Extra requirements for AWS authentication#
First of all, install the necessary dependencies in your environment:
pip install boto3
The next step is to setup your AWS credentials. One can set AWS_ACCESS_KEY_ID
,
AWS_SECRET_ACCESS_KEY
and AWS_SESSION_TOKEN
(Optional)
(refer to AWS CLI environment variables to get more insight on this) or
just run the following command:
aws configure
Starting and connecting to the cluster#
This example starts 1 head node (m5.24xlarge) and 5 worker nodes (m5.24xlarge), 576 total CPUs. You can check the Amazon EC2 pricing page.
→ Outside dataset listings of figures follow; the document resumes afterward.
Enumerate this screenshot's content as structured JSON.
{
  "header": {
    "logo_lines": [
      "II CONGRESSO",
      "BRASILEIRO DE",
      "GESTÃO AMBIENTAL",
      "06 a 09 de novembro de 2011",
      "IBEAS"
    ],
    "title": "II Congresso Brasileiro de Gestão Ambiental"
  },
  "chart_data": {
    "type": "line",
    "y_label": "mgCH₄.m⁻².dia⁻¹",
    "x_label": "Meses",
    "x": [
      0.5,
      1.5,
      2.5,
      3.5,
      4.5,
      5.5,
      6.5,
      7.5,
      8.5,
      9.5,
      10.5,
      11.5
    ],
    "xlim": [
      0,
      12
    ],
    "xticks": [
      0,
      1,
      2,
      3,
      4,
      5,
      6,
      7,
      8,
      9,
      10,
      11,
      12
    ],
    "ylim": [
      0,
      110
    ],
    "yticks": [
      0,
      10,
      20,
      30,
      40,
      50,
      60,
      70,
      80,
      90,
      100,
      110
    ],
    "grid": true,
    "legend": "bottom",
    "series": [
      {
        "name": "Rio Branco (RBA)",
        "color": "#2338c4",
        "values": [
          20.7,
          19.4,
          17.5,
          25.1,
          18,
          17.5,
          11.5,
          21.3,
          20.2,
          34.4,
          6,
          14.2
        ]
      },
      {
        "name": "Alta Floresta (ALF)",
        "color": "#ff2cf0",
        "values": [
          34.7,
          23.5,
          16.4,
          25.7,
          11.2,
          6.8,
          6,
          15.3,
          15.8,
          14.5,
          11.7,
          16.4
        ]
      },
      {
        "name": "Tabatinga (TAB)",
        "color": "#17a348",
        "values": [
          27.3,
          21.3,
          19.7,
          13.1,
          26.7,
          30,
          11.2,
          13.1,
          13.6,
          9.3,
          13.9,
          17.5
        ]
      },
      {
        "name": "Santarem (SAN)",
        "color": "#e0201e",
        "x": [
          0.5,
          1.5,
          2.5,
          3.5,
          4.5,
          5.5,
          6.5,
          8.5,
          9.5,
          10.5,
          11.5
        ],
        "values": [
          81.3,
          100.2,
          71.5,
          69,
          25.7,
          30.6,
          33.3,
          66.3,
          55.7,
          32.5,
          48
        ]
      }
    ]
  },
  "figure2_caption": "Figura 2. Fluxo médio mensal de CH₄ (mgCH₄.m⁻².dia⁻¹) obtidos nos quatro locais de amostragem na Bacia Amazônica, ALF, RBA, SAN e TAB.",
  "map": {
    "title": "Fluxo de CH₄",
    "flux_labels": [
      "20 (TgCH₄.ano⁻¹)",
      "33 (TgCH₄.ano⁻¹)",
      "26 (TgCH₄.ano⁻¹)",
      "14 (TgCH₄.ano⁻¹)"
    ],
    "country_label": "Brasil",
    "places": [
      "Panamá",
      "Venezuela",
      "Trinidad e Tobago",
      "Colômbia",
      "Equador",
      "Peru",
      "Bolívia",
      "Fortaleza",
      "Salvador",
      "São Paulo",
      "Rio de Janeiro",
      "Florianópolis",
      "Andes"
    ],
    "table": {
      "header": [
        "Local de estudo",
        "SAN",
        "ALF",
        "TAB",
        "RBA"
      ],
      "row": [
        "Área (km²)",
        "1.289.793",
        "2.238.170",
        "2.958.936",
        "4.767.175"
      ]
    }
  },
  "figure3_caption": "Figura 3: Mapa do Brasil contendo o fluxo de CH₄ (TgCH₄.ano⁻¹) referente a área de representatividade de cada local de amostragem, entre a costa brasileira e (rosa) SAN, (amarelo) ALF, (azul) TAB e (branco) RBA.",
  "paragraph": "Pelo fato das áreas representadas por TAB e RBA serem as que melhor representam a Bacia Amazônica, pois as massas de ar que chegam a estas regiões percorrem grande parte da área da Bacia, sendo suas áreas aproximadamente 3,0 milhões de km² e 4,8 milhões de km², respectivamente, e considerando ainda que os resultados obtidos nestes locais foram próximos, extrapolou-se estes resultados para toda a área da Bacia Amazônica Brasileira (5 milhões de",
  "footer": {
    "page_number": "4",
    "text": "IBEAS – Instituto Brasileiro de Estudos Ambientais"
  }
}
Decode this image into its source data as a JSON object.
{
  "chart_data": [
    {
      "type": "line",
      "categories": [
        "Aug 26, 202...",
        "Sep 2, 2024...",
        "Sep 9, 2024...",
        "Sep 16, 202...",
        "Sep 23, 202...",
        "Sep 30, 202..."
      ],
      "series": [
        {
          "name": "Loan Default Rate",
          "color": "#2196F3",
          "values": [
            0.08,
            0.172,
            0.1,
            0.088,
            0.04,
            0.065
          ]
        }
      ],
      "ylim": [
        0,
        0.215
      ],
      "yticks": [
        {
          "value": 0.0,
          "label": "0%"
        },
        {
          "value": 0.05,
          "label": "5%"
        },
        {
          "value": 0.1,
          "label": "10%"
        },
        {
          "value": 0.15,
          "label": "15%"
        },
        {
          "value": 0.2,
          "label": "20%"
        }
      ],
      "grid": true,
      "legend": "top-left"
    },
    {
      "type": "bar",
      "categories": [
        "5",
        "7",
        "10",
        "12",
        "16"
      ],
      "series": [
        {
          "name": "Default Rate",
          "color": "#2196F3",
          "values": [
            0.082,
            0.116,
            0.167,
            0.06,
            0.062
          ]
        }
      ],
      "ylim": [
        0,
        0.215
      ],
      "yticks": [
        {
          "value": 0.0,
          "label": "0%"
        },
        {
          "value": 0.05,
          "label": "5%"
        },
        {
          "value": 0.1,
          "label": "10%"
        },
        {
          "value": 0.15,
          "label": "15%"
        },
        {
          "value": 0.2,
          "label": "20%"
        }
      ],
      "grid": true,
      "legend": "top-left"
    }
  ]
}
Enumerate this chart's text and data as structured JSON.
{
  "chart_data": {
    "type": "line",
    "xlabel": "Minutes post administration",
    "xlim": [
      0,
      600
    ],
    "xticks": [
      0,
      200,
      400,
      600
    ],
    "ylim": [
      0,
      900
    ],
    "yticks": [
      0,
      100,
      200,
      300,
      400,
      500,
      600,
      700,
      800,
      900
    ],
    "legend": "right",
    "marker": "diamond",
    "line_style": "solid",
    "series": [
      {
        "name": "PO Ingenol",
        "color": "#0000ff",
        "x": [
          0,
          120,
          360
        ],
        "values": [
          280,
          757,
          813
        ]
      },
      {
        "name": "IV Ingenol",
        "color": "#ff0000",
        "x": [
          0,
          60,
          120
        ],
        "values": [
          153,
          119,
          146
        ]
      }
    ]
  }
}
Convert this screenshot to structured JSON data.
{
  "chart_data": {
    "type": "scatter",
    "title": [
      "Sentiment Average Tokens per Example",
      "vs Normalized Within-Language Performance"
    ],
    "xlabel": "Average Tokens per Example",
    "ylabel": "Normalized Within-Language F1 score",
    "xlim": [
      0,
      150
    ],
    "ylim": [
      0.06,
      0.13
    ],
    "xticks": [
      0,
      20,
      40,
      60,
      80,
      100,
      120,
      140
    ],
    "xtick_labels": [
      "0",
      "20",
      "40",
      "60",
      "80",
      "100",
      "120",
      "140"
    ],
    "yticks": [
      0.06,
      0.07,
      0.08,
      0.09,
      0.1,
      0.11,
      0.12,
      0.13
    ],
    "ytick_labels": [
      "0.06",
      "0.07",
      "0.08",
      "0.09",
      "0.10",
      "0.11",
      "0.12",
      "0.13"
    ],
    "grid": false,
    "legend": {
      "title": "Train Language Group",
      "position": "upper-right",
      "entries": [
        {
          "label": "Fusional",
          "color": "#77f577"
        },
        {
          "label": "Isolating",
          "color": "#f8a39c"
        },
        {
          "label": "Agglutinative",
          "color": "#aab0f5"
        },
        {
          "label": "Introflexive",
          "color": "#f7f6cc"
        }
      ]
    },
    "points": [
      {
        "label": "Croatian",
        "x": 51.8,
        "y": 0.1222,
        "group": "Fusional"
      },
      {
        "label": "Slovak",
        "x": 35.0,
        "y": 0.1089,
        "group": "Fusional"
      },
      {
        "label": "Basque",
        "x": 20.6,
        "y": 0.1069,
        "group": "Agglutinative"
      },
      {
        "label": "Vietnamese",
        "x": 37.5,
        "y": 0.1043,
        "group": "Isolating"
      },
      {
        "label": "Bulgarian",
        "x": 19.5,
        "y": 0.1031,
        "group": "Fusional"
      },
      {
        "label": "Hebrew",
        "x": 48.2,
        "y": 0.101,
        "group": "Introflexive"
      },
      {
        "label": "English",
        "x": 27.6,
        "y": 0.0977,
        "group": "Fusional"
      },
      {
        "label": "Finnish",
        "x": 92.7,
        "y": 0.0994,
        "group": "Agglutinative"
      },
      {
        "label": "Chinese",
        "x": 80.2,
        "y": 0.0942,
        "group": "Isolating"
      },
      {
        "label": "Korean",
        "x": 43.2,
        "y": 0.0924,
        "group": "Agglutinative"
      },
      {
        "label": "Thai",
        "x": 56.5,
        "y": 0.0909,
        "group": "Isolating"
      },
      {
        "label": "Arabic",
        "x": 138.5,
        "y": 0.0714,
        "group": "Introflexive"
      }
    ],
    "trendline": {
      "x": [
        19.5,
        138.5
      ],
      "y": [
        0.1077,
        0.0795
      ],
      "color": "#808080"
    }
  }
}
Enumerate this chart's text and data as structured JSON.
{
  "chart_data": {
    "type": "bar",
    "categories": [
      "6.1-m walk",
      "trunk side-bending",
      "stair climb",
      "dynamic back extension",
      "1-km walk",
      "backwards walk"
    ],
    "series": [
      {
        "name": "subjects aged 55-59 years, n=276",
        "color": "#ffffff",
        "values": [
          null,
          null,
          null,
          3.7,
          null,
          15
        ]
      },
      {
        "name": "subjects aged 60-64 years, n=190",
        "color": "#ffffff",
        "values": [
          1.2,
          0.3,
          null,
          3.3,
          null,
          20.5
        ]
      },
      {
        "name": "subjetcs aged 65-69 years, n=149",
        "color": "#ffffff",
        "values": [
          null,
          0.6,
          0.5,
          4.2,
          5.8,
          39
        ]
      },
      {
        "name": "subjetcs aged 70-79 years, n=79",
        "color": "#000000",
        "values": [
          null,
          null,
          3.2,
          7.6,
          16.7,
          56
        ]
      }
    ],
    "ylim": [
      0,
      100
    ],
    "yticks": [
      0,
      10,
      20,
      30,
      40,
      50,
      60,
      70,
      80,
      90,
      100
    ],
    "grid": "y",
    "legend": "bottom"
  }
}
It is possble to manually create AWS EC2 instances and configure them or just use the Ray CLI to create and initialize a Ray cluster on AWS using Modin’s Ray cluster setup config, which we are going to utilize in this example. Refer to Ray’s autoscaler options page on how to modify the file.
More details on how to launch a Ray cluster can be found on Ray’s cluster docs.
To start up the Ray cluster, run the following command in your terminal:
ray up modin-cluster.yaml
Once the head node has completed initialization, you can optionally connect to it by running the following command.
ray attach modin-cluster.yaml
To exit the ssh session and return back into your local shell session, type:
exit
Executing in a cluster environment#
Note
Be careful when using the Ray client to connect to a remote cluster. We don’t recommend this connection mode, beacuse it may not work. Known bugs: - ray-project/ray#38713, - modin-project/modin#6641.
Modin lets you instantly speed up your workflows with a large data by scaling pandas
on a cluster. In this tutorial, we will use a 12.5 GB big_yellow.csv
file that was
created by concatenating a 200MB NYC Taxi dataset file 64 times. Preparing this
file was provided as part of our Modin’s Ray cluster setup config.
If you want to use the other dataset, you should provide it to each of
the cluster nodes with the same path. We recomnend doing this by customizing the
setup_commands
section of the Modin’s Ray cluster setup config.
To run any script in a remote cluster, you need to submit it to the Ray. In this way, the script file is sent to the the remote cluster head node and executed there.
In this tutorial, we provide the exercise_5.py script, which reads the data from the CSV file and executes such pandas operations as count, groupby and map. As the result, you will see the size of the file being read and the execution time of the entire script.
You can submit this script to the existing remote cluster by running the following command.
ray submit modin-cluster.yaml exercise_5.py
To download or upload files to the cluster head node, use ray rsync_down
or ray rsync_up
.
It may help if you want to use some other Python modules that should be available to
execute your own script or download a result file after executing the script.
# download a file from the cluster to the local machine:
ray rsync_down modin-cluster.yaml '/path/on/cluster' '/local/path'
# upload a file from the local machine to the cluster:
ray rsync_up modin-cluster.yaml '/local/path' '/path/on/cluster'
Shutting down the cluster#
Now that we have finished the computation, we need to shut down the cluster with ray down command.